Impact of early payout clause on PBO duration

Reviewing 2015 AM Written from the insititute.

Pension offers lump sum payout to plan participants over age 50. Ten percent accept. How does the acceptance of this option impact duration of plan liabilities?

CFA says that it “decreases duration of plan liabilities”. An increase makes more sense to me.

-Older individuals have shorter durations vs. younger individuals who have longer durations, correct? When the old participants with shorter durations are removed from the PBO, the remaining individuals are younger, with greater durations, thus increasing the duration of the PBO per my understanding.

Can someone explain this?

Duration can be thought of as the weighted average of your cashflows (In this case, cash outflows) measured in time.

A lump sum payment would cause more cash flows to be required at an earlier date. This would shift more cash flows to an earlier date, thus reducing the weighted average and effectively reducing the duration.

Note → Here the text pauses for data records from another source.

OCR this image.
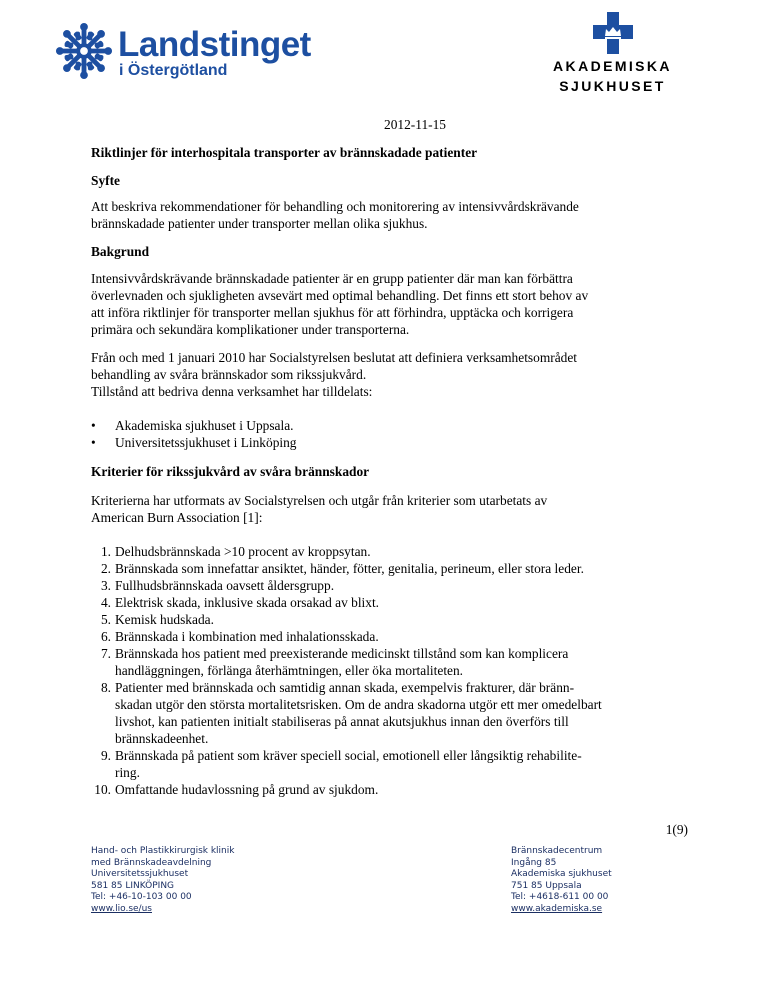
Landstinget
i Östergötland	AKADEMISKA
SJUKHUSET
2012-11-15
Riktlinjer för interhospitala transporter av brännskadade patienter
Syfte
Att beskriva rekommendationer för behandling och monitorering av intensivvårdskrävande
brännskadade patienter under transporter mellan olika sjukhus.
Bakgrund
Intensivvårdskrävande brännskadade patienter är en grupp patienter där man kan förbättra
överlevnaden och sjukligheten avsevärt med optimal behandling. Det finns ett stort behov av
att införa riktlinjer för transporter mellan sjukhus för att förhindra, upptäcka och korrigera
primära och sekundära komplikationer under transporterna.
Från och med 1 januari 2010 har Socialstyrelsen beslutat att definiera verksamhetsområdet
behandling av svåra brännskador som rikssjukvård.
Tillstånd att bedriva denna verksamhet har tilldelats:
• Akademiska sjukhuset i Uppsala.
• Universitetssjukhuset i Linköping
Kriterier för rikssjukvård av svåra brännskador
Kriterierna har utformats av Socialstyrelsen och utgår från kriterier som utarbetats av
American Burn Association [1]:
1. Delhudsbrännskada >10 procent av kroppsytan.
2. Brännskada som innefattar ansiktet, händer, fötter, genitalia, perineum, eller stora leder.
3. Fullhudsbrännskada oavsett åldersgrupp.
4. Elektrisk skada, inklusive skada orsakad av blixt.
5. Kemisk hudskada.
6. Brännskada i kombination med inhalationsskada.
7. Brännskada hos patient med preexisterande medicinskt tillstånd som kan komplicera
handläggningen, förlänga återhämtningen, eller öka mortaliteten.
8. Patienter med brännskada och samtidig annan skada, exempelvis frakturer, där bränn-
skadan utgör den största mortalitetsrisken. Om de andra skadorna utgör ett mer omedelbart
livshot, kan patienten initialt stabiliseras på annat akutsjukhus innan den överförs till
brännskadeenhet.
9. Brännskada på patient som kräver speciell social, emotionell eller långsiktig rehabilite-
ring.
10. Omfattande hudavlossning på grund av sjukdom.
1(9)
Hand- och Plastikkirurgisk klinik
med Brännskadeavdelning
Universitetssjukhuset
581 85 LINKÖPING
Tel: +46-10-103 00 00
www.lio.se/us
Brännskadecentrum
Ingång 85
Akademiska sjukhuset
751 85 Uppsala
Tel: +4618-611 00 00
www.akademiska.se
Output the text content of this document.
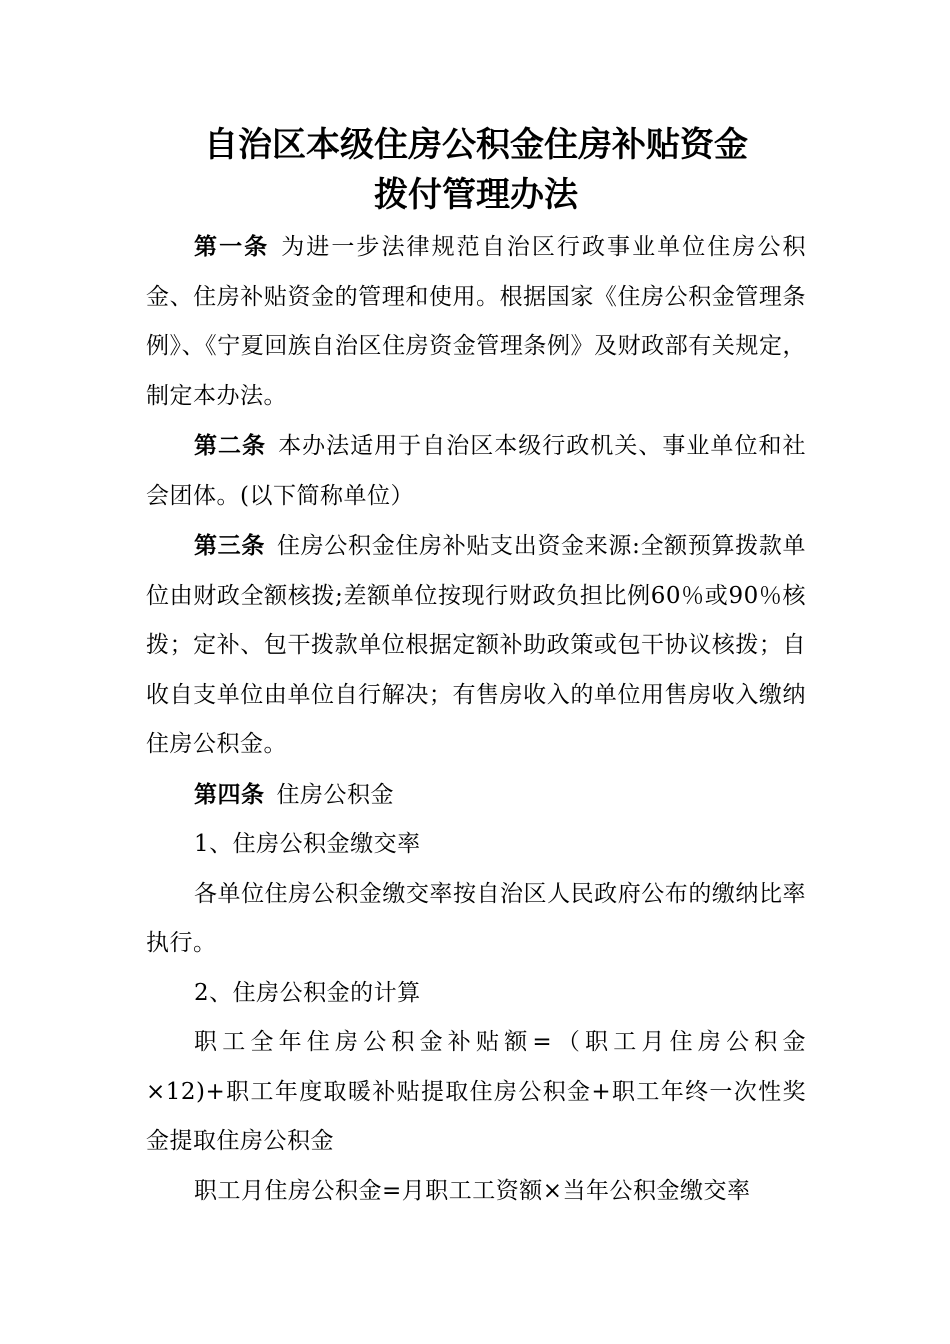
自治区本级住房公积金住房补贴资金
拨付管理办法

第一条 为进一步法律规范自治区行政事业单位住房公积金、住房补贴资金的管理和使用。根据国家《住房公积金管理条例》、《宁夏回族自治区住房资金管理条例》及财政部有关规定，制定本办法。

第二条 本办法适用于自治区本级行政机关、事业单位和社会团体。(以下简称单位）

第三条 住房公积金住房补贴支出资金来源:全额预算拨款单位由财政全额核拨;差额单位按现行财政负担比例60％或90％核拨；定补、包干拨款单位根据定额补助政策或包干协议核拨；自收自支单位由单位自行解决；有售房收入的单位用售房收入缴纳住房公积金。

第四条 住房公积金

1、住房公积金缴交率

各单位住房公积金缴交率按自治区人民政府公布的缴纳比率执行。

2、住房公积金的计算

职工全年住房公积金补贴额=（职工月住房公积金×12)+职工年度取暖补贴提取住房公积金+职工年终一次性奖金提取住房公积金

职工月住房公积金=月职工工资额×当年公积金缴交率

So someone can choose to get a lump sum payout of $100 on year 10 or someone can get $10 a year for ten years starting year 10 through year 20. What duration is longer my man?

I think it is correct to say that in the theoretical case where the lump sum payments were an one off event andand already been been paid out the duration would increase.

When thinking about it in the cfa context, the planned payments will be made earlier as described above which means duration is decreased and liquidity requirements are increased.